Myocarditis in athletes and active people
Myocarditis is an inflammatory response of the heart due to a viral infection, such as COVID-19. It can cause swelling in the heart muscle making rigorous activity more difficult and sometimes, even deadly.
“Myocarditis is more likely to be found in people who had a moderate or severe case of the virus, but it can happen to anyone who was infected,” says Dr. Schaefer.
Given this increased potential risk for myocarditis, athletes returning after COVID-19 infections need to be cleared by a healthcare provider who will determine if any additional testing is needed. Because of the risk of myocarditis, athletes and anyone that exercises should follow a graduated return to physical activity over the course of a week to monitor for signs and symptoms of this serious complication.
Gradual return to sports for student-athletes and active adults
Student-athletes (and any active adult) should complete a supervised, graduated return to sports progression as they head back to practice, training or exercise. This progression is often referred to as Return to Play (RTP) and involves seven stages.
Athletes should start at stage one and only progress to the next stages as long as they remain symptom-free. Whenever possible, it’s a good idea for young athletes to have the progression supervised and guided by an athletic trainer. If an athletic trainer is not available, consider having a coach or parent supervise this progression to ensure safety. For active adults, be sure to monitor your symptoms or ask a friend or family member to keep an eye on you.
If the athlete should suffer any of the following red flag symptoms during the attempted progression, they should stop exercising immediately:
· Chest pain or heart palpitations.
· High heart rate not proportional to exertion level or prolonged heart rate recovery.

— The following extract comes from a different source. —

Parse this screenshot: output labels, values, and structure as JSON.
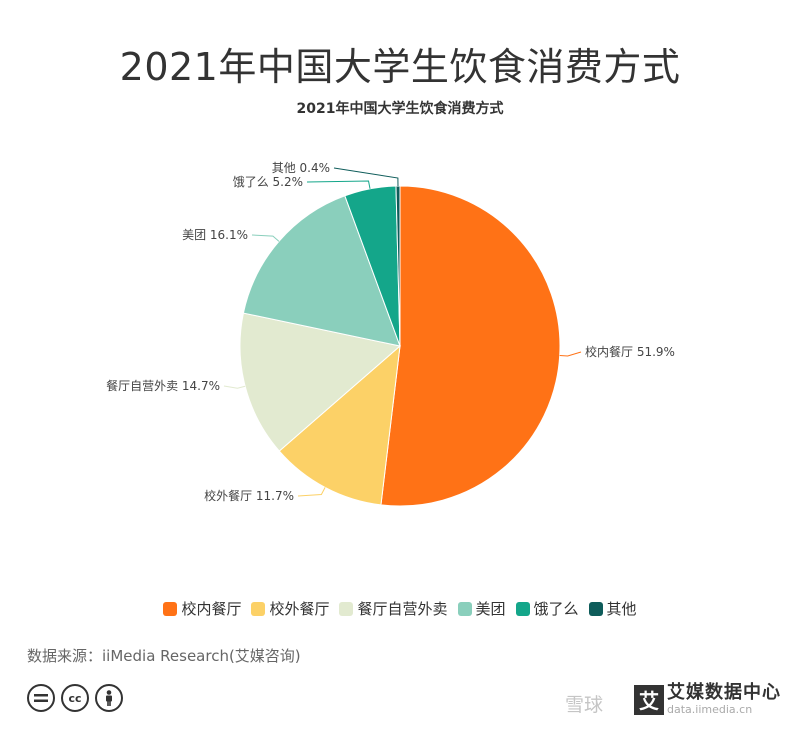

· Feeling lightheaded or dizzy.
· Shortness of breath, difficulty catching breath or abnormal, rapid breathing.
· Excessive level of fatigue.
· Swelling in the extremities
· Syncope (passing out)
· Experiencing tunnel vision or loss of vision
If symptoms resolve, the athlete should rest for 24 hours and start back at the previous stage. They can continue to progress if they feel well. If any symptoms persist beyond 24 to 48 hours or if they do not resolve after stopping exercise, follow up with your healthcare provider for recommendations regarding additional evaluation and testing.
Follow these seven stages for the safest return to sports or exercise:
Easing back into fitness
Returning to sports and exercise after recovering from COVID-19 can be a slow (and frustrating) process.
Dr. Schaefer offers additional advice for reintroducing fitness:
Listen to your body. If you’re experiencing symptoms like chest pain or heart palpitations, stop exercising immediately and consult with your healthcare provider. Exercise and movement are important for overall health, but for COVID-19, things can change overnight as we learn more about the virus. Keep monitoring yourself and if something feels more than just being out of shape, stop exercising and talk to your healthcare provider (red flag symptoms to watch for are listed above).
Take it easy. Don’t try to “power through” like you used to. Athletes of all ages should follow a gradual progression to get back into exercise. You’ll need to build up the time and intensity of your workouts. Start with a slow walk and if that feels OK, try a brisk walk the next day. Then increase the amount of time you are walking. Gradually build up for about 1 to 2 weeks before you return to the HIIT training or CrossFit you were doing before COVID-19.
Be patient. Even if you were training for a marathon prior to becoming infected, you’ll likely discover that your body has changed a bit, which warrants extra caution. Don’t push too hard on a body that is still trying to recover.